U.S. Manufacturers Feeling the Supply Chain Squeeze Should Consider Semiconductor Storage Possibilities

By Logan Wamsley

As the Coronavirus-caused lockdown of the world economy continues, supply chains across virtually all industries are feeling the squeeze. Among the industries most feeling the effects is transportation; as air lanes are being ever-more aggressively shuttered, key goods ranging from food perishables to sensitive electronic components are experiencing delays that many companies were not prepared to adapt to.

“Supply chain disruption has moved rapidly from east to west,” said Mohammed Esa, chief commercial officer, Europe, with global logistics group Agility in an article published in Reuters. “What you could normally move in two or three days is going to take twice as long — you have to still get it through the airport, you have put it on a truck and get it through borders.”
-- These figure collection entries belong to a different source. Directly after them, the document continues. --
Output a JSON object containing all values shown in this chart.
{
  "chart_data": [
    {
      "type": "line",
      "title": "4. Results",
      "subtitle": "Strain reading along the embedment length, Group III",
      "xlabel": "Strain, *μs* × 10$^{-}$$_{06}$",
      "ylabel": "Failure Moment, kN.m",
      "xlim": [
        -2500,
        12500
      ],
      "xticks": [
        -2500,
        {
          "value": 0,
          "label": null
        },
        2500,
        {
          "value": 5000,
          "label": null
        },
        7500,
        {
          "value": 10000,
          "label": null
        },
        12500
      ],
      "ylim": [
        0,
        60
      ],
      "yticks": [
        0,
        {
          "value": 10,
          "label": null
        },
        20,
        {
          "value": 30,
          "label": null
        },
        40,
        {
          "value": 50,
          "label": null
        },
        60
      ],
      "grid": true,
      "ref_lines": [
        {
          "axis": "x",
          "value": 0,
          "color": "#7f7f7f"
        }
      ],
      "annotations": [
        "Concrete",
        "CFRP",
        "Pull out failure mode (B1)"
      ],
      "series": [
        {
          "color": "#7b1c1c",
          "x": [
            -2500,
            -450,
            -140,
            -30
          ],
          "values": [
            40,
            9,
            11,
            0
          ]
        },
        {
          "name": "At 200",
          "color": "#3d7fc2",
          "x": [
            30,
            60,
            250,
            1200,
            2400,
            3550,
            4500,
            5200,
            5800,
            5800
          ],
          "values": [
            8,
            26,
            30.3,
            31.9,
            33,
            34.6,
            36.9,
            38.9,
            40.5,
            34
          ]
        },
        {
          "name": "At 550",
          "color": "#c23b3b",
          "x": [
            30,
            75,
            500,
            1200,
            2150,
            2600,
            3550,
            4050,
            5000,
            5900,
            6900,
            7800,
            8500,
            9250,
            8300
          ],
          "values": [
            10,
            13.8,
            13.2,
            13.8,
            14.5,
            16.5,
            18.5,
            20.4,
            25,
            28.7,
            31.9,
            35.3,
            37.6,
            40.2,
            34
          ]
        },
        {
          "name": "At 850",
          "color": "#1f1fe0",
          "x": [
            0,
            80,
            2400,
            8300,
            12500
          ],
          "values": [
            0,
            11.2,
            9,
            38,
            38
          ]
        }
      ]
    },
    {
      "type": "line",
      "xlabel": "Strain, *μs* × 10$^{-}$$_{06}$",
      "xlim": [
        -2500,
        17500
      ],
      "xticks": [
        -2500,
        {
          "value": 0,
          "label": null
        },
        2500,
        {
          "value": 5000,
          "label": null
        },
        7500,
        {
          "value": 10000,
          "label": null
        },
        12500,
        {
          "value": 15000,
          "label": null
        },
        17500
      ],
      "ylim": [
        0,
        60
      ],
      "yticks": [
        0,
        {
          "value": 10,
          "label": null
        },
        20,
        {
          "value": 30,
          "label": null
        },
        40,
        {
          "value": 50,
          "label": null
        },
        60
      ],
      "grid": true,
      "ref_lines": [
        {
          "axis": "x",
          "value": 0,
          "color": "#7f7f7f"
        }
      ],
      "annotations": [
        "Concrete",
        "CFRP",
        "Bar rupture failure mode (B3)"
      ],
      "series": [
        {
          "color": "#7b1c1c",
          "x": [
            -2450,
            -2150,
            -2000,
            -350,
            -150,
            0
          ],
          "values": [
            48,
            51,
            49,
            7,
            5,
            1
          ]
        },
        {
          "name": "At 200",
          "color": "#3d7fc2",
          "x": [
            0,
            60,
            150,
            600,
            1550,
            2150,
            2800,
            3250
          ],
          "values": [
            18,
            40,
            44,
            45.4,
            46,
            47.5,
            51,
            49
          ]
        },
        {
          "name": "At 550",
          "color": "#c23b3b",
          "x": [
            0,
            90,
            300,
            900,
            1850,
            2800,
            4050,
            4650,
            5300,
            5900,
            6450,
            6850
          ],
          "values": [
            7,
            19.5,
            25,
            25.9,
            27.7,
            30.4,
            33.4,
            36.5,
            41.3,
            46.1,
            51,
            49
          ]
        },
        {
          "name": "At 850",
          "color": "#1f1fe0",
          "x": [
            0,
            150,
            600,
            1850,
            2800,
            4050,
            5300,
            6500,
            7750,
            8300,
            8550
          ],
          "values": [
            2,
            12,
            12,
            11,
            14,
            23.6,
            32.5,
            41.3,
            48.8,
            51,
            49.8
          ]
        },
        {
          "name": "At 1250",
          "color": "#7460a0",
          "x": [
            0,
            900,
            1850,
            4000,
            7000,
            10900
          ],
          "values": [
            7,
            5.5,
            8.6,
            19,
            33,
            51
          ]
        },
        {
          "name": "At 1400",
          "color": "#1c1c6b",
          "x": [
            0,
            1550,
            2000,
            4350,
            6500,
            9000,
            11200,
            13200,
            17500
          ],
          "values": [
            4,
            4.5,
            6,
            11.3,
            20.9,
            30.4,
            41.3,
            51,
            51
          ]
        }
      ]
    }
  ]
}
Not only have delays become more common, but air transport has gotten more expensive, as well. According to estimates, 85% of U.S. air freight capacity has been cut due to the U.S. restrictions on foreign visitors. This reality has pushed freight costs up five-fold as space for remaining cargo runs becomes more limited.

As disruptions become more common and are projected to get worse before they get better, the benefits of alternate sourcing and storing methods are becoming more stark — namely the strategy of storing critical inventory in-house, which ensures that appropriate materials are on hand directly at the point of assembly.

Unfortunately, for many U.S. manufacturers, this is no longer a possibility. As supply chains have expanded in recent years and shipping methods have diversified, manufacturers have concentrated their limited warehousing space not toward storage, but toward equipment to maximize output. Take away diversified shipping routes, especially at the scale seen today, and the delays can be significant and financially devastating.

Long-term inventory storage in a single secure location within U.S. borders all but eliminates the need to be concerned about restricted international supply lanes. The facilities used for the Partstat Semiconductor Storage Solution, for example, are located in Orlando, Florida. The moment the inventory is required for assembly, a Partstat customer just says the word and our experienced staff securely packs and ships the inventory. Even in a constricted shipping market, having the necessary inventory within borders can significantly decrease the risk of delays without the need to cross international lanes.